Adding diversity and dealing with COVID
During his 12 years at the business school, Randall has increased the number of tenure and tenure-track female faculty there, Simmons said. He also credited Randall with starting the First Ascent Scholars Program, which provides financial aid for first-generation students and those from underrepresented communities.
“At the end of the day,” Randall said Thursday, “we will be measured by our humanity, who we care for, who we brought in and not who we left behind. I have the faith that we will reach out to this community, and this university will give the gift of higher education to this entire state.”
He said, too, that he has other “big aspirations for this university,” including following up with Watkins’ progress on getting more students to graduate and expanding ways that students can experience learning — online, in person, in internships and more.
“We can be a premier institution and we will be,” he said in front of a red backdrop of the school’s seal. “I have an abiding faith in the students, the faculty and the staff.”
It has been under his leadership that the business school gained a national reputation — including several first place rankings in college publications — for innovation and entrepreneurship. Currently, seven of the school’s programs are also ranked in the top 25 in the country, according to the U.’s news release.
Randall has expanded the institutes and centers at the business school that give students a firsthand look at a career in business or finance with internships, fellowships and jobs. Those include the Sorenson Impact Center and the Kem C. Gardner Policy Institute.
And during the past year, he served as the economic lead on Utah’s Unified Command COVID-19 Response Team. He directed his faculty team at the business school to do research on mask-wearing, which concluded that mandating face coverings lowers the incidence of virus infections, saves lives and boosts commercial activity.
“It reduces COVID spread in our communities,” he said at the time, “but it also increases consumer mobility in stores and restaurants and also increases consumer spending.”
He told students Wednesday that he wants to do as much as possible to keep them safe on campus when they return later this month — and he does want them back in person to learn. But his hands are somewhat tied. The Legislature banned the school, as a public college, from instituting vaccine or mask requirements.
“Right now, what we’re doing is probably the most aggressive thing we can do,” he said. “I know to many of you, that probably doesn’t feel very good.”
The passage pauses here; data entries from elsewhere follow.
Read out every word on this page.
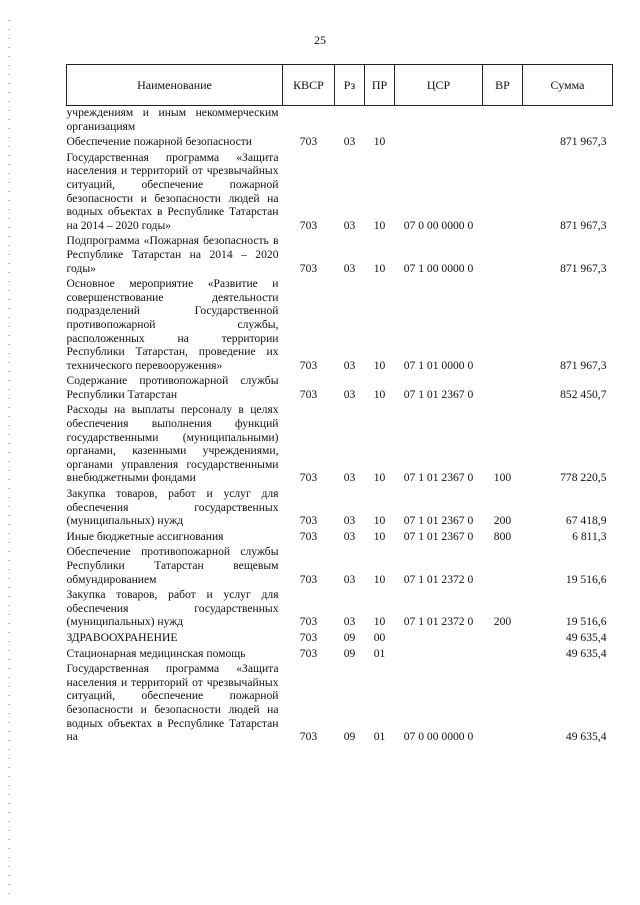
25
Наименование	КВСР	Рз	ПР	ЦСР	ВР	Сумма
учреждениям и иным некоммерческим организациям						
Обеспечение пожарной безопасности	703	03	10			871 967,3
Государственная программа «Защита населения и территорий от чрезвычайных ситуаций, обеспечение пожарной безопасности и безопасности людей на водных объектах в Республике Татарстан на 2014 – 2020 годы»	703	03	10	07 0 00 0000 0		871 967,3
Подпрограмма «Пожарная безопасность в Республике Татарстан на 2014 – 2020 годы»	703	03	10	07 1 00 0000 0		871 967,3
Основное мероприятие «Развитие и совершенствование деятельности подразделений Государственной противопожарной службы, расположенных на территории Республики Татарстан, проведение их технического перевооружения»	703	03	10	07 1 01 0000 0		871 967,3
Содержание противопожарной службы Республики Татарстан	703	03	10	07 1 01 2367 0		852 450,7
Расходы на выплаты персоналу в целях обеспечения выполнения функций государственными (муниципальными) органами, казенными учреждениями, органами управления государственными внебюджетными фондами	703	03	10	07 1 01 2367 0	100	778 220,5
Закупка товаров, работ и услуг для обеспечения государственных (муниципальных) нужд	703	03	10	07 1 01 2367 0	200	67 418,9
Иные бюджетные ассигнования	703	03	10	07 1 01 2367 0	800	6 811,3
Обеспечение противопожарной службы Республики Татарстан вещевым обмундированием	703	03	10	07 1 01 2372 0		19 516,6
Закупка товаров, работ и услуг для обеспечения государственных (муниципальных) нужд	703	03	10	07 1 01 2372 0	200	19 516,6
ЗДРАВООХРАНЕНИЕ	703	09	00			49 635,4
Стационарная медицинская помощь	703	09	01			49 635,4
Государственная программа «Защита населения и территорий от чрезвычайных ситуаций, обеспечение пожарной безопасности и безопасности людей на водных объектах в Республике Татарстан на	703	09	01	07 0 00 0000 0		49 635,4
On Thursday, he wore a mask before accepting the post, pulling off the red and black face covering to reveal a large smile.
‘What lies in front of the University of Utah’
After graduating from the U. in 1990, Randall went on to earn a master of business administration and doctorate in operations and information management from the Wharton School at the University of Pennsylvania.
He had his first job as a senior consultant at Arthur Andersen LLP, an accounting firm based in Chicago, according to his LinkedIn page.
Then, he joined the staff at the U. in 1999 as a professor of accounting. He served as the faculty director of the University Venture Fund, the largest student-run venture fund in the United States.
Now, as president of the U., he will be tasked with leading a sprawling campus of more than 33,000 students and 23,700 employees, with a top-tier medical complex and a renowned natural history museum — that he’ll have to account for beyond the already award-winning business school.
“There are no better opportunities in higher education and health care in this country,” he said, “than what lies in front of the University of Utah.”
Randall said he wants to replicate his experience as a student there for all students — giving them opportunities to grow and learn and lead — and, mostly importantly, to improve.
From the English class where he got his first F to the theater class where his professor helped him get over his fear of public speaking to becoming the president of the University of Utah, he’s changed.